People who have programmed or scripted previously are probably used to declaring a variable with a default value or setting up constructors.

In Python, this is not necessary to get started, but it is a good habit to set a default value in a variable prior to its use. Besides being good practice, it will also mitigate some of the reasons for your scripts to have unexpected errors and crashes. This will also add traceability if a value is passed to a variable that was unexpected.

Tip

In Python, constructor methods are handled by __init__ and __new__ when a new object is instantiated. When creating new classes, however, it is only required to use the __init__ function to act as the constructor for the class. This will not be needed until much later, but keep it in mind; it is important if you want to develop a multithreaded application.

Passing a variable to a string

Let's say that you want to produce a string with a dynamic value, or include a variable in the string as it is printed and interpret the value in real time. With Python, you can do it in a number of ways. You can either combine the data using arithmetic symbols, such as +, or insert values using special character combinations.

The first example will use a combination of two strings and a variable joined with the statement to create a dynamic statement, as shown here:

#!/usr/bin/env python
name = "Hacker"
print("My profession is "+name+", what is yours?")

This produces the following output:

Passing a variable to a string

After creating the first script, you can improve it by inserting a value directly into the string. This is done by using the % special character and appending s for a string or d for a digit to produce the intended result. The print statement then has the % sign appended to it, with parameters wrapped around the requisite variable or variables. This allows you to control data quickly and easily and clean up your details as you prototype or create your scripts.

The variables in the parameters are passed to replace the keyed symbol in the statement. Here is an example of this type of script:

#!/usr/bin/env python
name = "Hacker"
print("My profession is %s, what is yours?") % (name)

The following image shows the code being executed:

Passing a variable to a string

An added benefit is that you can insert multiple values into this script without drastically altering it, as shown in the following example:

#!/usr/bin/env python

name = "Hacker"
name2 = "Penetration Tester"

print("My profession is %s, what is yours? %s") % (name, name2)
Passing a variable to a string

This form of insertion can be done with digits as mentioned in the preceding lines and by changing %s to %d:

#!/usr/bin/env python

name = "Hacker"
name2 = "Penetration Tester"
years = 15

print("My profession is %s, what is yours? %s, with %d years experience!") % (name, name2, years)

The output can be seen in this screenshot:

Passing a variable to a string

Instead of using variables, statements can be passed directly.

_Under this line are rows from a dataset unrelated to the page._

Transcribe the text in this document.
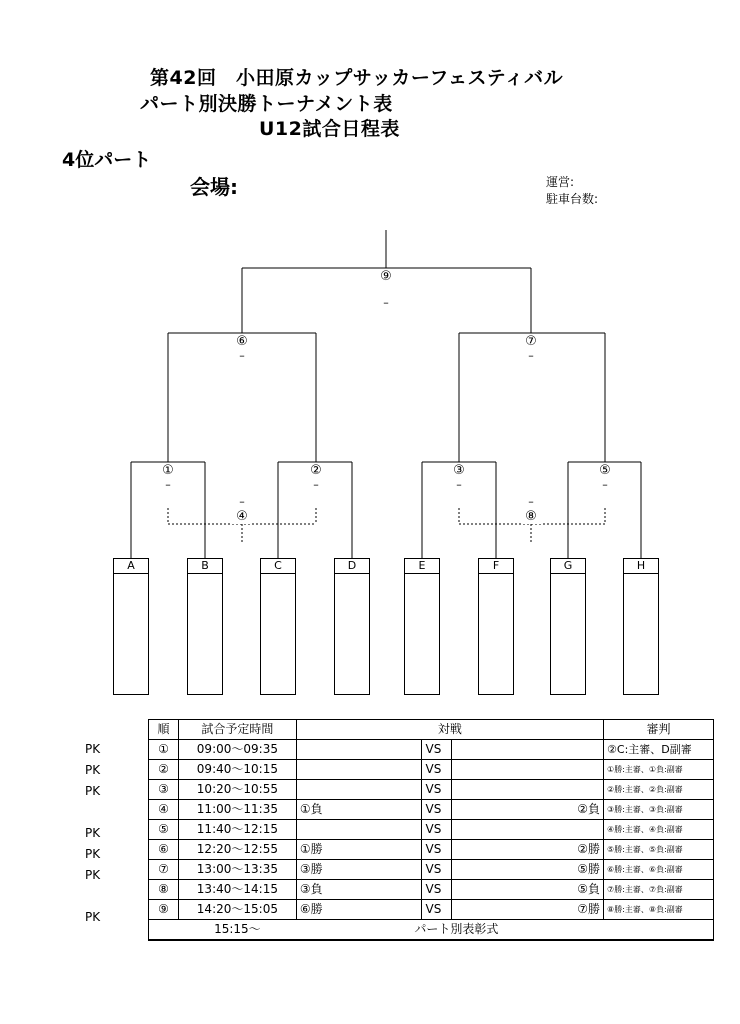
第42回　小田原カップサッカーフェスティバル
パート別決勝トーナメント表
U12試合日程表
4位パート
会場:	運営:
駐車台数:
⑨
–
⑥
–
⑦
–
①
–
②
–
③
–
⑤
–
–
④
–
⑧
A	B	C	D	E	F	G	H
PK
PK
PK
PK
PK
PK
PK
順	試合予定時間	対戦			審判
①	09:00〜09:35		VS		②C:主審、D副審
②	09:40〜10:15		VS		①勝:主審、①負:副審
③	10:20〜10:55		VS		②勝:主審、②負:副審
④	11:00〜11:35	①負	VS	②負	③勝:主審、③負:副審
⑤	11:40〜12:15		VS		④勝:主審、④負:副審
⑥	12:20〜12:55	①勝	VS	②勝	⑤勝:主審、⑤負:副審
⑦	13:00〜13:35	③勝	VS	⑤勝	⑥勝:主審、⑥負:副審
⑧	13:40〜14:15	③負	VS	⑤負	⑦勝:主審、⑦負:副審
⑨	14:20〜15:05	⑥勝	VS	⑦勝	⑧勝:主審、⑧負:副審
	15:15〜	パート別表彰式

There is usually little reason to do such things, as variables provide you with a means to change code and have it applied to the entire script. When possible, variables should be used to define statements as necessary. This is very important when you start writing statements that will be passed to systems. Use a combination of joined variables to create commands that will be executed in your Python scripts. If you do so, you can change the content provided to the system by simply changing a specific value. More examples on this will be covered later.